Frankly, all of these criteria would be unlikely to be met in the area of haemophilia. Marketing exclusivity, while beneficial for the above-mentioned rare disease areas where no or little diagnosis and treatment is available, would be of great
detriment in haemophilia. It could potentially create a monopoly rather than market competition to ensure the widest possible access at the most affordable price. In addition, the potential for better products based on different A-769662 price mechanism’s of action may never be realized. Patients would be deprived of potentially better clinical options for their individual clinical needs. There would be no competition and therefore higher prices – thereby potentially hindering or severely limiting patient access to these products around Europe. Finally, there would be no cascading effect on lowering prices for current recombinant selleck screening library or plasma-derived treatment products or broadening market
access into European countries where patients have limited or severely limited access to treatment products. For the above-mentioned reasons, the EHC has been advocating on these issues for more than 2 years and is supported both by EAHAD as well as WFH. We are aware that the EMA and the Commission are currently considering the ‘similarity’ of these different longer acting products under the orphan drug designation that each of these products has received in Europe.
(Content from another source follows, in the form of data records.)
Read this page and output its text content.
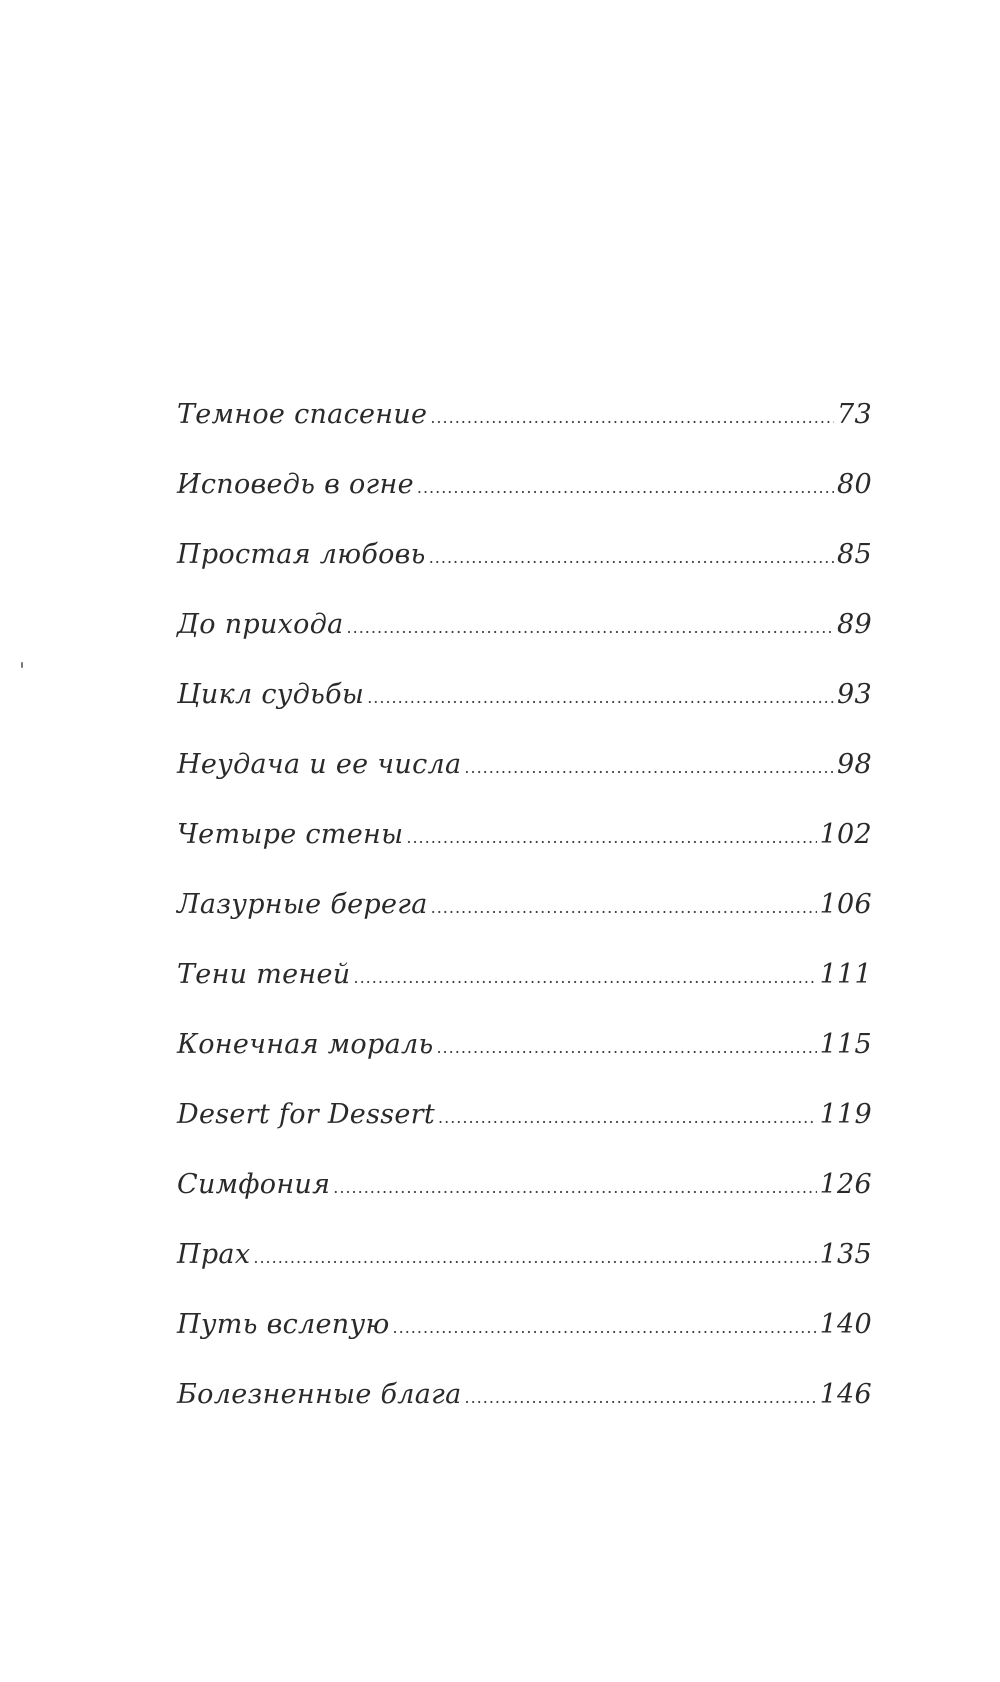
Темное спасение .....	73
Исповедь в огне .....	80
Простая любовь .....	85
До прихода .....	89
Цикл судьбы .....	93
Неудача и ее числа .....	98
Четыре стены .....	102
Лазурные берега .....	106
Тени теней .....	111
Конечная мораль .....	115
Desert for Dessert .....	119
Симфония .....	126
Прах .....	135
Путь вслепую .....	140
Болезненные блага .....	146
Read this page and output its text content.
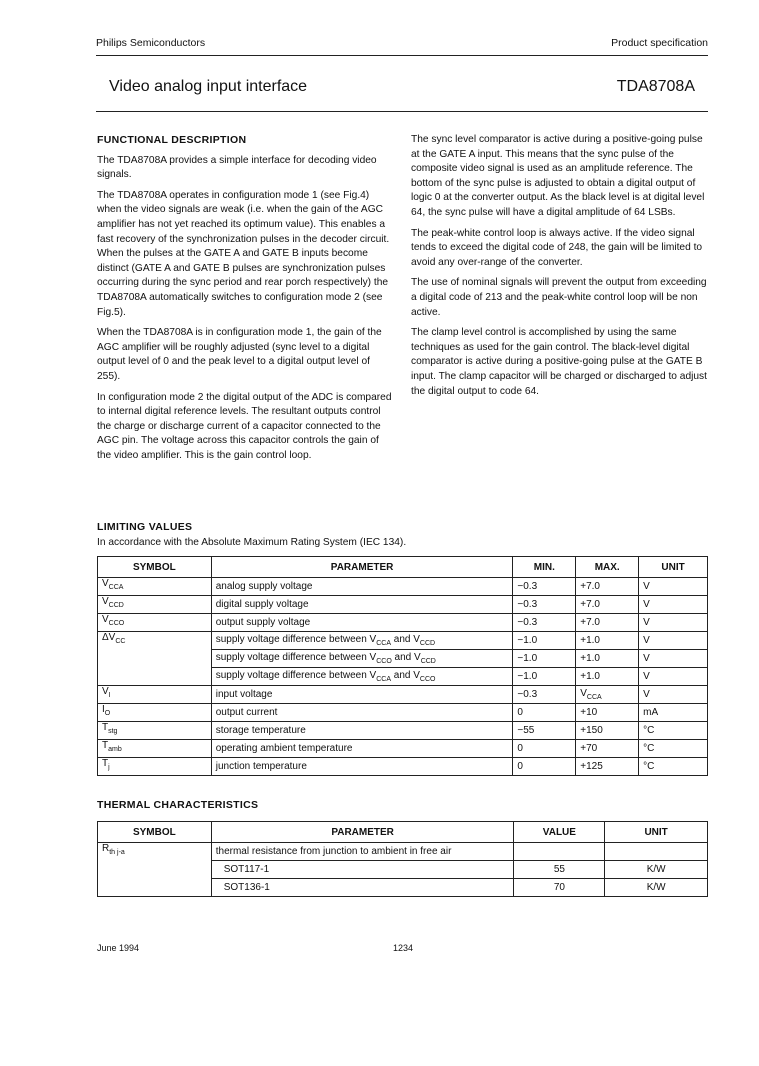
Philips Semiconductors	Product specification
Video analog input interface	TDA8708A
FUNCTIONAL DESCRIPTION

The TDA8708A provides a simple interface for decoding video signals.

The TDA8708A operates in configuration mode 1 (see Fig.4) when the video signals are weak (i.e. when the gain of the AGC amplifier has not yet reached its optimum value). This enables a fast recovery of the synchronization pulses in the decoder circuit. When the pulses at the GATE A and GATE B inputs become distinct (GATE A and GATE B pulses are synchronization pulses occurring during the sync period and rear porch respectively) the TDA8708A automatically switches to configuration mode 2 (see Fig.5).

When the TDA8708A is in configuration mode 1, the gain of the AGC amplifier will be roughly adjusted (sync level to a digital output level of 0 and the peak level to a digital output level of 255).

In configuration mode 2 the digital output of the ADC is compared to internal digital reference levels. The resultant outputs control the charge or discharge current of a capacitor connected to the AGC pin. The voltage across this capacitor controls the gain of the video amplifier. This is the gain control loop.

The sync level comparator is active during a positive-going pulse at the GATE A input. This means that the sync pulse of the composite video signal is used as an amplitude reference. The bottom of the sync pulse is adjusted to obtain a digital output of logic 0 at the converter output. As the black level is at digital level 64, the sync pulse will have a digital amplitude of 64 LSBs.

The peak-white control loop is always active. If the video signal tends to exceed the digital code of 248, the gain will be limited to avoid any over-range of the converter.

The use of nominal signals will prevent the output from exceeding a digital code of 213 and the peak-white control loop will be non active.

The clamp level control is accomplished by using the same techniques as used for the gain control. The black-level digital comparator is active during a positive-going pulse at the GATE B input. The clamp capacitor will be charged or discharged to adjust the digital output to code 64.

LIMITING VALUES
In accordance with the Absolute Maximum Rating System (IEC 134).
SYMBOL	PARAMETER	MIN.	MAX.	UNIT
$V_{CCA}$	analog supply voltage	−0.3	+7.0	V
$V_{CCD}$	digital supply voltage	−0.3	+7.0	V
$V_{CCO}$	output supply voltage	−0.3	+7.0	V
$\Delta V_{CC}$	supply voltage difference between $V_{CCA}$ and $V_{CCD}$	−1.0	+1.0	V
	supply voltage difference between $V_{CCO}$ and $V_{CCD}$	−1.0	+1.0	V
	supply voltage difference between $V_{CCA}$ and $V_{CCO}$	−1.0	+1.0	V
$V_I$	input voltage	−0.3	$V_{CCA}$	V
$I_O$	output current	0	+10	mA
$T_{stg}$	storage temperature	−55	+150	°C
$T_{amb}$	operating ambient temperature	0	+70	°C
$T_j$	junction temperature	0	+125	°C
THERMAL CHARACTERISTICS
SYMBOL	PARAMETER	VALUE	UNIT
$R_{th j-a}$	thermal resistance from junction to ambient in free air		
	SOT117-1	55	K/W
	SOT136-1	70	K/W
June 1994	1234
The joint position of the EHC, EAHAD and WFH is that the new longer acting products are not similar and that each protein modification should be treated as distinct and therefore be granted marketing authorization. To
help guide the legal interpretation of ‘similarity’ and how to assess it, the European Commission published a Communication [6] in 2008, which interprets ‘similar active substance’ as one that has ‘the same principal molecular structural features and acting via the same mechanism of action’ and also interprets ‘same mechanism of action’ as meaning all that both products share ‘the same pharmacological target and the same pharmacodynamic effect. The bioengineering strategies used for the manufacturing of the longer acting FVIII and FIX products employ three main and dissimilar approaches. PEGylation, the covalent attachment of PEG polymers to a protein-, peptide- or small molecule drug, is one of the most promising techniques to improve pharmacokinetic and pharmacodynamic properties of therapeutic proteins by increasing their molecular size, making them less susceptible to proteolytic cleavage and degradation and changing their surface charge properties to interfere with receptor-mediated clearance processes [7]. Fc- and albumin fusion consist of the union of an immunoglobulin Fc domain or albumin to recombinant protein through a linker sequence.